Gelet op het bovenstaande heeft de voorzieningenrechter terecht met een redelijke mate van zekerheid aangenomen dat in een bodemprocedure zal worden geoordeeld dat de vordering van Servatius zal slagen. De grieven falen op grond van het voorgaande en het bestreden vonnis zal worden bekrachtigd.
Proceskosten.
3.12.
[appellant] zal als de in het ongelijk gestelde partij de proceskosten van Servatius moeten betalen.
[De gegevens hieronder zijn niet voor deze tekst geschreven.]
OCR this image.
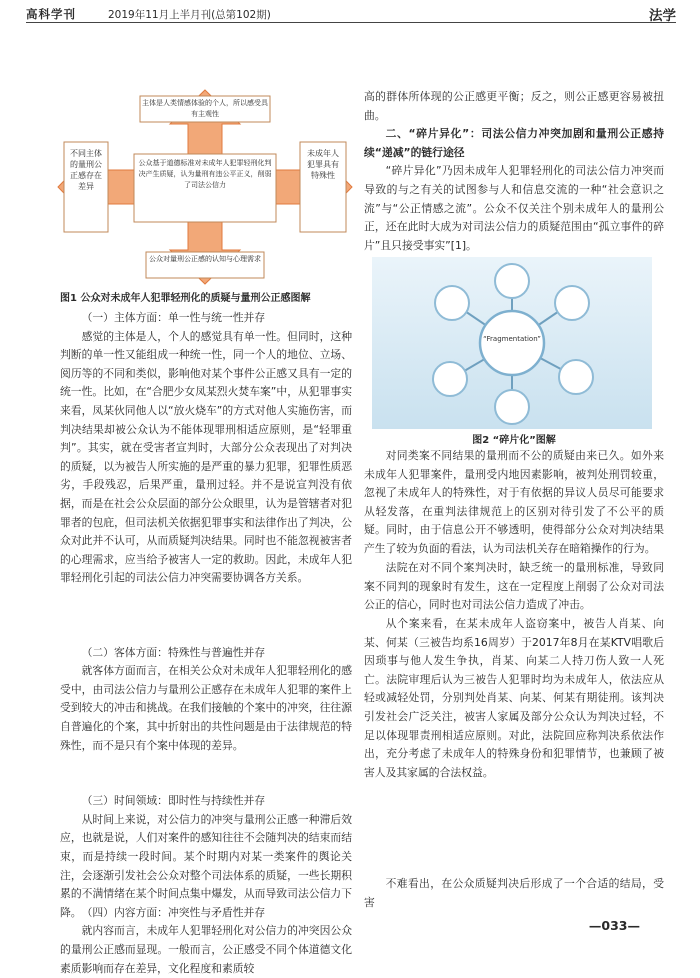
高科学刊	2019年11月上半月刊(总第102期)	法学
主体是人类情感体验的个人，所以感受具有主观性
公众基于道德标准对未成年人犯罪轻刑化判决产生质疑，认为量刑有违公平正义，削弱了司法公信力
不同主体的量刑公正感存在差异
未成年人犯罪具有特殊性
公众对量刑公正感的认知与心理需求
图1 公众对未成年人犯罪轻刑化的质疑与量刑公正感图解

（一）主体方面：单一性与统一性并存

感觉的主体是人，个人的感觉具有单一性。但同时，这种判断的单一性又能组成一种统一性，同一个人的地位、立场、阅历等的不同和类似，影响他对某个事件公正感又具有一定的统一性。比如，在“合肥少女凤某烈火焚车案”中，从犯罪事实来看，凤某伙同他人以“放火烧车”的方式对他人实施伤害，而判决结果却被公众认为不能体现罪刑相适应原则，是“轻罪重判”。其实，就在受害者宣判时，大部分公众表现出了对判决的质疑，以为被告人所实施的是严重的暴力犯罪，犯罪性质恶劣，手段残忍，后果严重，量刑过轻。并不是说宣判没有依据，而是在社会公众层面的部分公众眼里，认为是管辖者对犯罪者的包庇，但司法机关依据犯罪事实和法律作出了判决，公众对此并不认可，从而质疑判决结果。同时也不能忽视被害者的心理需求，应当给予被害人一定的救助。因此，未成年人犯罪轻刑化引起的司法公信力冲突需要协调各方关系。

（二）客体方面：特殊性与普遍性并存

就客体方面而言，在相关公众对未成年人犯罪轻刑化的感受中，由司法公信力与量刑公正感存在未成年人犯罪的案件上受到较大的冲击和挑战。在我们接触的个案中的冲突，往往源自普遍化的个案，其中折射出的共性问题是由于法律规范的特殊性，而不是只有个案中体现的差异。

（三）时间领域：即时性与持续性并存

从时间上来说，对公信力的冲突与量刑公正感一种滞后效应，也就是说，人们对案件的感知往往不会随判决的结束而结束，而是持续一段时间。某个时期内对某一类案件的舆论关注，会逐渐引发社会公众对整个司法体系的质疑，一些长期积累的不满情绪在某个时间点集中爆发，从而导致司法公信力下降。 （四）内容方面：冲突性与矛盾性并存

就内容而言，未成年人犯罪轻刑化对公信力的冲突因公众的量刑公正感而显现。一般而言，公正感受不同个体道德文化素质影响而存在差异，文化程度和素质较

高的群体所体现的公正感更平衡；反之，则公正感更容易被扭曲。

二、“碎片异化”：司法公信力冲突加剧和量刑公正感持续“递减”的链行途径

“碎片异化”乃因未成年人犯罪轻刑化的司法公信力冲突而导致的与之有关的试图参与人和信息交流的一种“社会意识之流”与“公正情感之流”。公众不仅关注个别未成年人的量刑公正，还在此时大成为对司法公信力的质疑范围由“孤立事件的碎片”且只接受事实”[1]。

“Fragmentation”
图2 “碎片化”图解

对同类案不同结果的量刑而不公的质疑由来已久。如外来未成年人犯罪案件，量刑受内地因素影响，被判处刑罚较重，忽视了未成年人的特殊性，对于有依据的异议人员尽可能要求从轻发落，在重判法律规范上的区别对待引发了不公平的质疑。同时，由于信息公开不够透明，使得部分公众对判决结果产生了较为负面的看法，认为司法机关存在暗箱操作的行为。

法院在对不同个案判决时，缺乏统一的量刑标准，导致同案不同判的现象时有发生，这在一定程度上削弱了公众对司法公正的信心，同时也对司法公信力造成了冲击。

从个案来看，在某未成年人盗窃案中，被告人肖某、向某、何某（三被告均系16周岁）于2017年8月在某KTV唱歌后因琐事与他人发生争执，肖某、向某二人持刀伤人致一人死亡。法院审理后认为三被告人犯罪时均为未成年人，依法应从轻或减轻处罚，分别判处肖某、向某、何某有期徒刑。该判决引发社会广泛关注，被害人家属及部分公众认为判决过轻，不足以体现罪责刑相适应原则。对此，法院回应称判决系依法作出，充分考虑了未成年人的特殊身份和犯罪情节，也兼顾了被害人及其家属的合法权益。

不难看出，在公众质疑判决后形成了一个合适的结局，受害

—033—
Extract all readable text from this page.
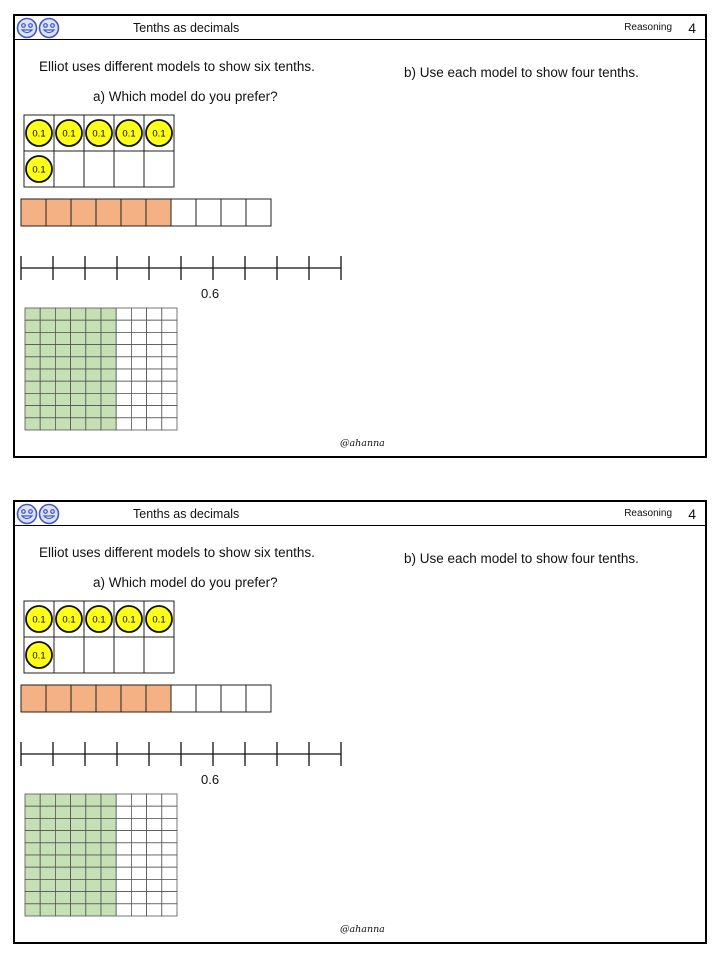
Tenths as decimals	Reasoning 4
Elliot uses different models to show six tenths.
a) Which model do you prefer?
b) Use each model to show four tenths.
0.1 0.1 0.1 0.1 0.1
0.1
0.6
@ahanna
Tenths as decimals	Reasoning 4
Elliot uses different models to show six tenths.
a) Which model do you prefer?
b) Use each model to show four tenths.
0.1 0.1 0.1 0.1 0.1
0.1
0.6
@ahanna
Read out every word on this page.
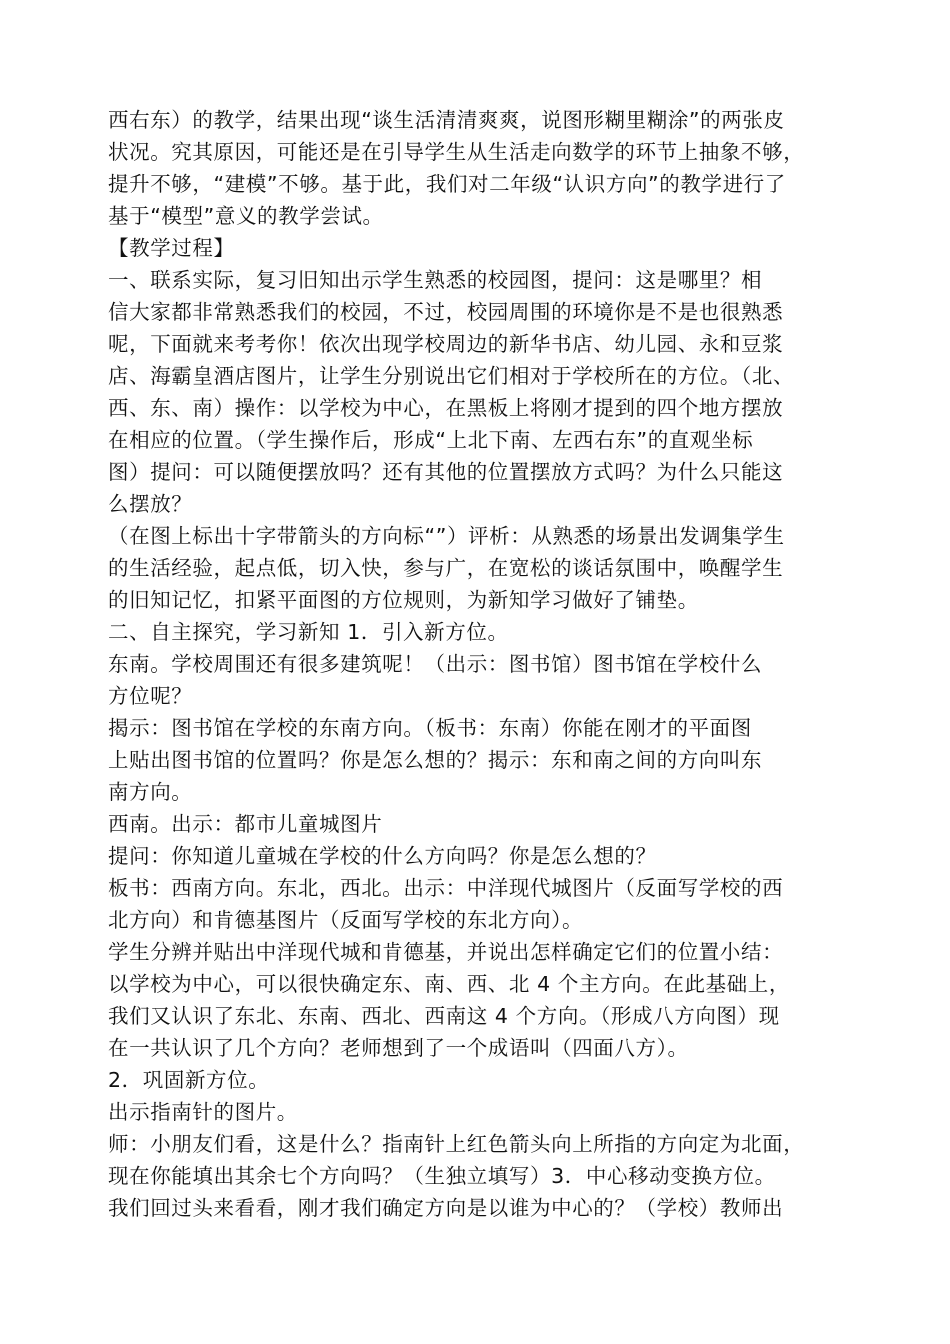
西右东）的教学，结果出现“谈生活清清爽爽，说图形糊里糊涂”的两张皮
状况。究其原因，可能还是在引导学生从生活走向数学的环节上抽象不够，
提升不够，“建模”不够。基于此，我们对二年级“认识方向”的教学进行了
基于“模型”意义的教学尝试。
【教学过程】
一、联系实际，复习旧知出示学生熟悉的校园图，提问：这是哪里？相
信大家都非常熟悉我们的校园，不过，校园周围的环境你是不是也很熟悉
呢，下面就来考考你！依次出现学校周边的新华书店、幼儿园、永和豆浆
店、海霸皇酒店图片，让学生分别说出它们相对于学校所在的方位。（北、
西、东、南）操作：以学校为中心，在黑板上将刚才提到的四个地方摆放
在相应的位置。（学生操作后，形成“上北下南、左西右东”的直观坐标
图）提问：可以随便摆放吗？还有其他的位置摆放方式吗？为什么只能这
么摆放？
（在图上标出十字带箭头的方向标“”）评析：从熟悉的场景出发调集学生
的生活经验，起点低，切入快，参与广，在宽松的谈话氛围中，唤醒学生
的旧知记忆，扣紧平面图的方位规则，为新知学习做好了铺垫。
二、自主探究，学习新知 1．引入新方位。
东南。学校周围还有很多建筑呢！（出示：图书馆）图书馆在学校什么
方位呢？
揭示：图书馆在学校的东南方向。（板书：东南）你能在刚才的平面图
上贴出图书馆的位置吗？你是怎么想的？揭示：东和南之间的方向叫东
南方向。
西南。出示：都市儿童城图片
提问：你知道儿童城在学校的什么方向吗？你是怎么想的？
板书：西南方向。东北，西北。出示：中洋现代城图片（反面写学校的西
北方向）和肯德基图片（反面写学校的东北方向）。
学生分辨并贴出中洋现代城和肯德基，并说出怎样确定它们的位置小结：
以学校为中心，可以很快确定东、南、西、北 4 个主方向。在此基础上，
我们又认识了东北、东南、西北、西南这 4 个方向。（形成八方向图）现
在一共认识了几个方向？老师想到了一个成语叫（四面八方）。
2．巩固新方位。
出示指南针的图片。
师：小朋友们看，这是什么？指南针上红色箭头向上所指的方向定为北面，
现在你能填出其余七个方向吗？（生独立填写）3．中心移动变换方位。
我们回过头来看看，刚才我们确定方向是以谁为中心的？（学校）教师出
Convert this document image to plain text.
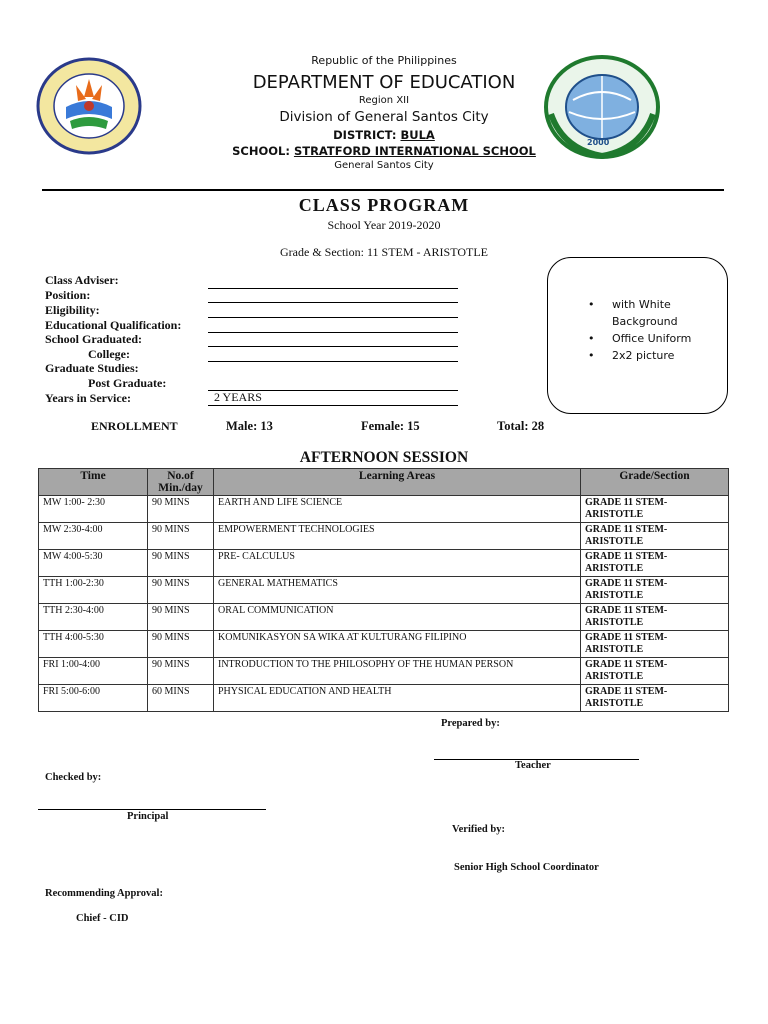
2000
Republic of the Philippines
DEPARTMENT OF EDUCATION
Region XII
Division of General Santos City
DISTRICT: BULA
SCHOOL: STRATFORD INTERNATIONAL SCHOOL
General Santos City
CLASS PROGRAM
School Year 2019-2020
Grade & Section: 11 STEM - ARISTOTLE
Class Adviser:
Position:
Eligibility:
Educational Qualification:
School Graduated:
College:
Graduate Studies:
Post Graduate:
Years in Service:	2 YEARS
• with White Background
• Office Uniform
• 2x2 picture
ENROLLMENT	Male: 13	Female: 15	Total: 28
AFTERNOON SESSION
Time	No.of Min./day	Learning Areas	Grade/Section
MW 1:00- 2:30	90 MINS	EARTH AND LIFE SCIENCE	GRADE 11 STEM-ARISTOTLE
MW 2:30-4:00	90 MINS	EMPOWERMENT TECHNOLOGIES	GRADE 11 STEM-ARISTOTLE
MW 4:00-5:30	90 MINS	PRE- CALCULUS	GRADE 11 STEM-ARISTOTLE
TTH 1:00-2:30	90 MINS	GENERAL MATHEMATICS	GRADE 11 STEM-ARISTOTLE
TTH 2:30-4:00	90 MINS	ORAL COMMUNICATION	GRADE 11 STEM-ARISTOTLE
TTH 4:00-5:30	90 MINS	KOMUNIKASYON SA WIKA AT KULTURANG FILIPINO	GRADE 11 STEM-ARISTOTLE
FRI 1:00-4:00	90 MINS	INTRODUCTION TO THE PHILOSOPHY OF THE HUMAN PERSON	GRADE 11 STEM-ARISTOTLE
FRI 5:00-6:00	60 MINS	PHYSICAL EDUCATION AND HEALTH	GRADE 11 STEM-ARISTOTLE
Prepared by:
Teacher
Checked by:
Principal
Verified by:
Senior High School Coordinator
Recommending Approval:
Chief - CID
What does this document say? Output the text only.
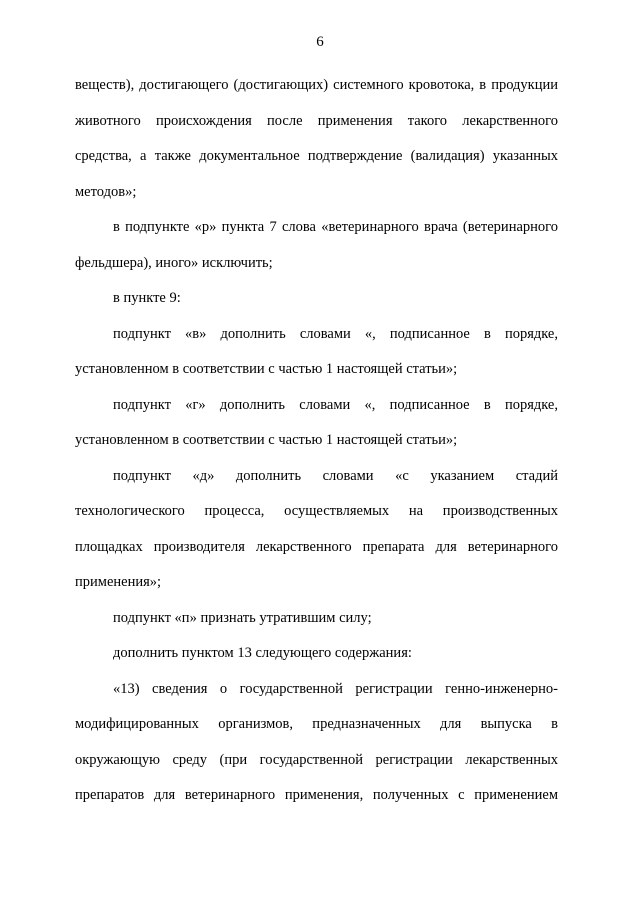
6

веществ), достигающего (достигающих) системного кровотока, в продукции животного происхождения после применения такого лекарственного средства, а также документальное подтверждение (валидация) указанных методов»;

в подпункте «р» пункта 7 слова «ветеринарного врача (ветеринарного фельдшера), иного» исключить;

в пункте 9:

подпункт «в» дополнить словами «, подписанное в порядке, установленном в соответствии с частью 1 настоящей статьи»;

подпункт «г» дополнить словами «, подписанное в порядке, установленном в соответствии с частью 1 настоящей статьи»;

подпункт «д» дополнить словами «с указанием стадий технологического процесса, осуществляемых на производственных площадках производителя лекарственного препарата для ветеринарного применения»;

подпункт «п» признать утратившим силу;

дополнить пунктом 13 следующего содержания:

«13) сведения о государственной регистрации генно-инженерно-модифицированных организмов, предназначенных для выпуска в окружающую среду (при государственной регистрации лекарственных препаратов для ветеринарного применения, полученных с применением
Deze kosten bestaan uit salaris advocaat (tarief II: € 894,- x 1 punt voor memorie van antwoord) en griffierecht € 711,- in de hoofdzaak en op nihil in het incident.

4.De uitspraak

Het hof:
wijst af de incidentele vordering van [appellant] om Servatius te verbieden de woning te ontruimen en veroordeelt [appellant] in de proceskosten in het incident, welke worden bepaald op nihil;
bekrachtigt het bestreden vonnis;
veroordeelt [appellant] de proceskosten van Servatius te betalen, welke tot op heden worden vastgesteld op € 894,- aan salaris advocaat en € 711,- aan griffierecht, te vermeerderen met wettelijke rente vanaf twee dagen na betekening van dit arrest en verklaart het voorgaande uitvoerbaar bij voorraad.
Dit arrest is gewezen door mrs. O.G.H. Milar, M.G.W.M. Stienissen en P.P.M. Rousseau en is in het openbaar uitgesproken door de rolraadsheer op 26 januari 2016.